‘Croc: Legend of the Gobbos’ is a platforming game that was released for the Playstation 1, Sega Saturn and Microsoft Windows in 1997 and was developed by Argonaut Software and published by Fox Interactive. In the game you play as Croc, an anthropomorphic crocodile, who is raised by fluffy orange creatures called Gobbos. After the main villain, Baron Dante, kidnaps the Gobbos, Croc is sent on an adventure to rescue them. The game’s map layout works in the same way as ‘Crash Bandicoot 1’ where you travel across three main islands (and a secret 4th island) playing through each level, all the while collecting the Gobbos.
This was a game that I got for Christmas one year and, like ‘Crash Bandicoot 1’, a game that I played quite a lot throughout my childhood till now. Not as much as the Crash games but close enough and I loved this game. However, replaying it as an adult is very different to playing it as a child as I can now see all of its imperfections…
But, let’s start with the positives first: the visuals are colourful and vibrant, and each level layout is unique and beautiful. The levels are very simple too regardless of the length. This means that the game is not only good for beginners, but it’s also a good time-waster and one that doesn’t require too much concentration. However, my favourite aspect of the game is the soundtrack. Each melody sounds different and uses a variety of instruments, whilst being able to blend in perfectly with each level environment. Plus each track is catchy and memorable.

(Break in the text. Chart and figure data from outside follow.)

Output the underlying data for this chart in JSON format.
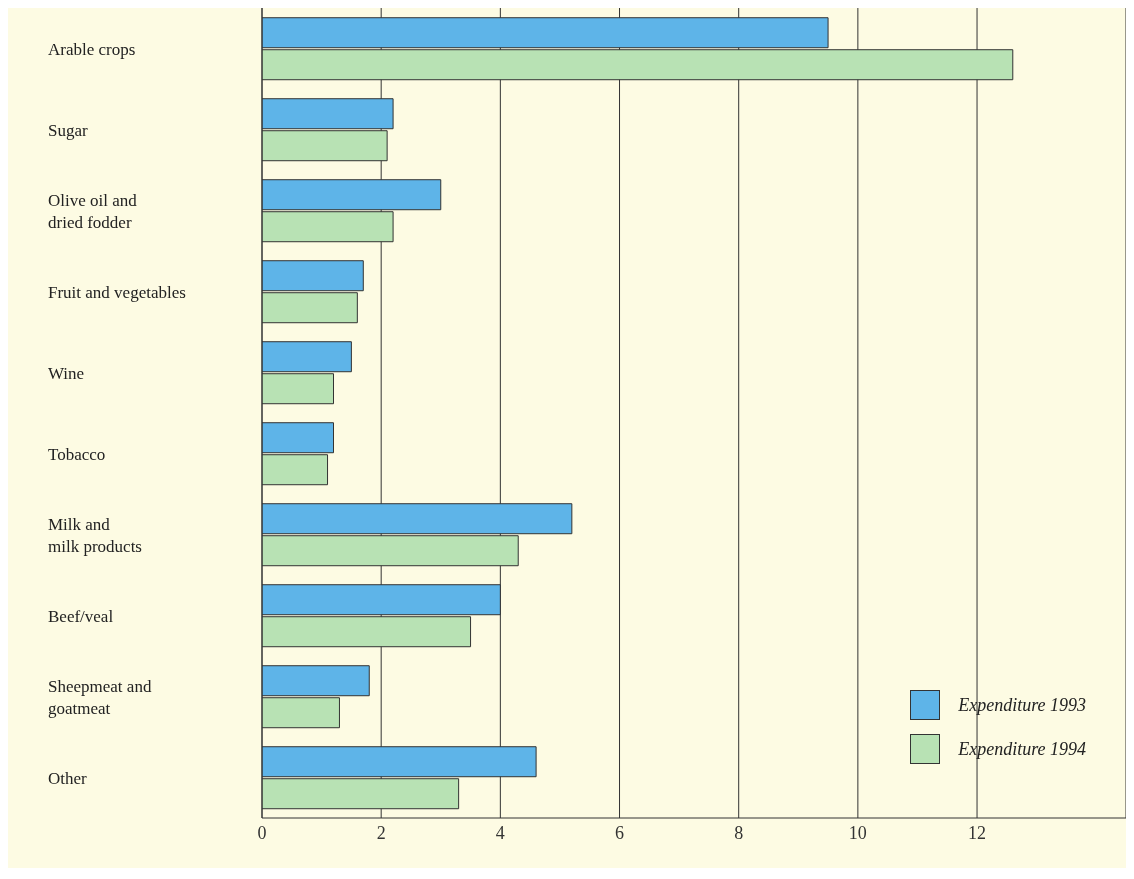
{
  "chart_data": {
    "type": "bar",
    "orientation": "horizontal",
    "categories": [
      "Arable crops",
      "Sugar",
      "Olive oil and\ndried fodder",
      "Fruit and vegetables",
      "Wine",
      "Tobacco",
      "Milk and\nmilk products",
      "Beef/veal",
      "Sheepmeat and\ngoatmeat",
      "Other"
    ],
    "series": [
      {
        "name": "Expenditure 1993",
        "color": "#5eb4e8",
        "values": [
          9.5,
          2.2,
          3.0,
          1.7,
          1.5,
          1.2,
          5.2,
          4.0,
          1.8,
          4.6
        ]
      },
      {
        "name": "Expenditure 1994",
        "color": "#b8e2b4",
        "values": [
          12.6,
          2.1,
          2.2,
          1.6,
          1.2,
          1.1,
          4.3,
          3.5,
          1.3,
          3.3
        ]
      }
    ],
    "xlim": [
      0,
      14.5
    ],
    "xticks": [
      0,
      2,
      4,
      6,
      8,
      10,
      12
    ],
    "grid": "x",
    "legend": "bottom right"
  }
}
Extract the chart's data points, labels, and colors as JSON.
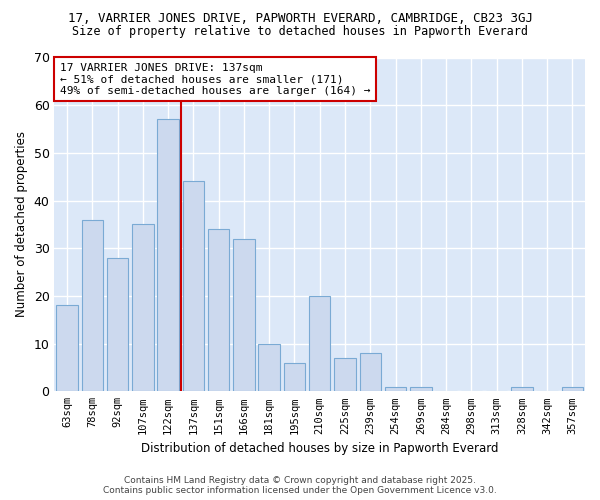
{
  "title1": "17, VARRIER JONES DRIVE, PAPWORTH EVERARD, CAMBRIDGE, CB23 3GJ",
  "title2": "Size of property relative to detached houses in Papworth Everard",
  "xlabel": "Distribution of detached houses by size in Papworth Everard",
  "ylabel": "Number of detached properties",
  "categories": [
    "63sqm",
    "78sqm",
    "92sqm",
    "107sqm",
    "122sqm",
    "137sqm",
    "151sqm",
    "166sqm",
    "181sqm",
    "195sqm",
    "210sqm",
    "225sqm",
    "239sqm",
    "254sqm",
    "269sqm",
    "284sqm",
    "298sqm",
    "313sqm",
    "328sqm",
    "342sqm",
    "357sqm"
  ],
  "values": [
    18,
    36,
    28,
    35,
    57,
    44,
    34,
    32,
    10,
    6,
    20,
    7,
    8,
    1,
    1,
    0,
    0,
    0,
    1,
    0,
    1
  ],
  "bar_color": "#ccd9ee",
  "bar_edge_color": "#7aaad4",
  "red_line_after_index": 4,
  "annotation_title": "17 VARRIER JONES DRIVE: 137sqm",
  "annotation_line1": "← 51% of detached houses are smaller (171)",
  "annotation_line2": "49% of semi-detached houses are larger (164) →",
  "ylim": [
    0,
    70
  ],
  "yticks": [
    0,
    10,
    20,
    30,
    40,
    50,
    60,
    70
  ],
  "fig_background": "#ffffff",
  "plot_background": "#dce8f8",
  "grid_color": "#ffffff",
  "footer1": "Contains HM Land Registry data © Crown copyright and database right 2025.",
  "footer2": "Contains public sector information licensed under the Open Government Licence v3.0."
}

As an example, here’s the main menu music:
Unfortunately, the camera and controls aren’t always responsive, which can make the simplest task very frustrating. As well as this, the collecting of the Gobbos isn’t compulsory. In every level, there are six of the creatures to collect, but the player can progress to each stage without hitting this target. This overall does give the game less meaning (because they’re portrayed as a crucial part of progressing), and the fourth island at the very end is completely pointless, because you’re not collecting anything within them.
Overall, this game has a great soundtrack, beautiful visuals and a cute main character. However, when you think about it, ‘Croc: Legend of the Gobbos’ doesn’t have much point to it, as the collecting of his friends isn’t required to progress through the game. Plus, the camera and controls aren’t always responsive, which can make for a frustrating, and sometimes, tedious playthrough. Despite this, I still find myself playing this over and over and it’s probably due to nostalgia, or due to the fact that it’s a good game to pass the time with.